Dış kimliğe göre müslüman görünüyoruz (veya insanlara böyle göstermeye çalışıyoruz), fakat içimizde (Allah’a güven duymayan) farklı bir durum söz konusu, bu nedenle hep iç savaş halindeyiz.
Yani her imtihanın sonunda dünyalığı tercih ettiğimiz için başarısız oluyoruz. Nedeni Allah’ı ilk sıraya koyamayışımız.
Kur’an hayatımızdan çıkarıldı, artık Kur’an okuyanların derdi yön bulmaktan ziyade sadece sevap kazanmak oldu, Kuran’ın hayat kitabı olduğunun kavramı zihinlerden silindi.
Allah’ın vermiş olduğu emir ile menfaatlerimizin aciliyeti, önemi çelişiyorsa, Allah’ın emrini görmezlikten geliyoruz.

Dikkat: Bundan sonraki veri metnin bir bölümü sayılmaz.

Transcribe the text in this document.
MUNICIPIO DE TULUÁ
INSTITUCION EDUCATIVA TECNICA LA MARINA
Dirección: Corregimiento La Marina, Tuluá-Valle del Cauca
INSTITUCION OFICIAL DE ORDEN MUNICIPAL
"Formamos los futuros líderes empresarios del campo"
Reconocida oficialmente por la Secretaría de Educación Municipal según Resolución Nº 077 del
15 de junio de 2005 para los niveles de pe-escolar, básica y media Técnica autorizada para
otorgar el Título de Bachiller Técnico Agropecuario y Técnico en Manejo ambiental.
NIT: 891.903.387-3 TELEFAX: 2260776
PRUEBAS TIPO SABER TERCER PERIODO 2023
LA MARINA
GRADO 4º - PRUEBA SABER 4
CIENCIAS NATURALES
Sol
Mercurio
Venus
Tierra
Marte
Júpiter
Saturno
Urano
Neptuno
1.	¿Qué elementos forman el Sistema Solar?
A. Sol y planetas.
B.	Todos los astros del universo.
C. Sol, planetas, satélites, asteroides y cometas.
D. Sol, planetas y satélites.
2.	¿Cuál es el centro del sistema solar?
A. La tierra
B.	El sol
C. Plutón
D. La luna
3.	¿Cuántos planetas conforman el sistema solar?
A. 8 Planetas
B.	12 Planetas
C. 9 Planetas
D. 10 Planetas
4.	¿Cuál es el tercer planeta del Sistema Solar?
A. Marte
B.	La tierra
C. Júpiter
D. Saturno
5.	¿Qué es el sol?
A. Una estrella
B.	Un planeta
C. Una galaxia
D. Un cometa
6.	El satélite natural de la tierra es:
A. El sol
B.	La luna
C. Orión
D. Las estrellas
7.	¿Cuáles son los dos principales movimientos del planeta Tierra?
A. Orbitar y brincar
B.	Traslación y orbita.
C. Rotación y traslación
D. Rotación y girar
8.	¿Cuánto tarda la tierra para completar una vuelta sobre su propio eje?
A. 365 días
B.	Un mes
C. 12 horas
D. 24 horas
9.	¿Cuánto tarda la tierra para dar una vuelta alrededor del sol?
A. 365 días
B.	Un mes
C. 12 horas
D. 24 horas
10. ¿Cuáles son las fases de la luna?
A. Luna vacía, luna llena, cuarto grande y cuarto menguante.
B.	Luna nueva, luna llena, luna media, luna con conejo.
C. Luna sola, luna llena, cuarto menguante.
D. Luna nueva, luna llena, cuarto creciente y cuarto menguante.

Bu kısa dünya hayatımız için her şeyi yapmaya hazırız, ancak Allah’a tam güvenemediğimiz için ahiret konusunda daima alternatif kazanımlar arayışındayız (namaz kılmıyorum ama insanlara çok yardım ediyorum) gibi.
Bu içimizdeki kaygı savaşı yüzünden dünyada da başarılı olamıyoruz.
Kâfirlerin aldığı tavır belli:
“Allah’a ve kitabına inanmıyoruz, o yüzden kendi istediğimiz gibi yaşamak istiyoruz”.
Münafıkların aldığı tavır ise:
“aslında Allah’a ve kitabına inanmıyorlar fakat inanmışlar gibi göstermeye çalışıyorlar”.
Bizlerin tavrı o münafıkların tavrına benzememeli, son derece içten Allah’a güvenenlerden olmalıyız. Gerçekten Allah’a güvenen kişi, insanlara da güven verir.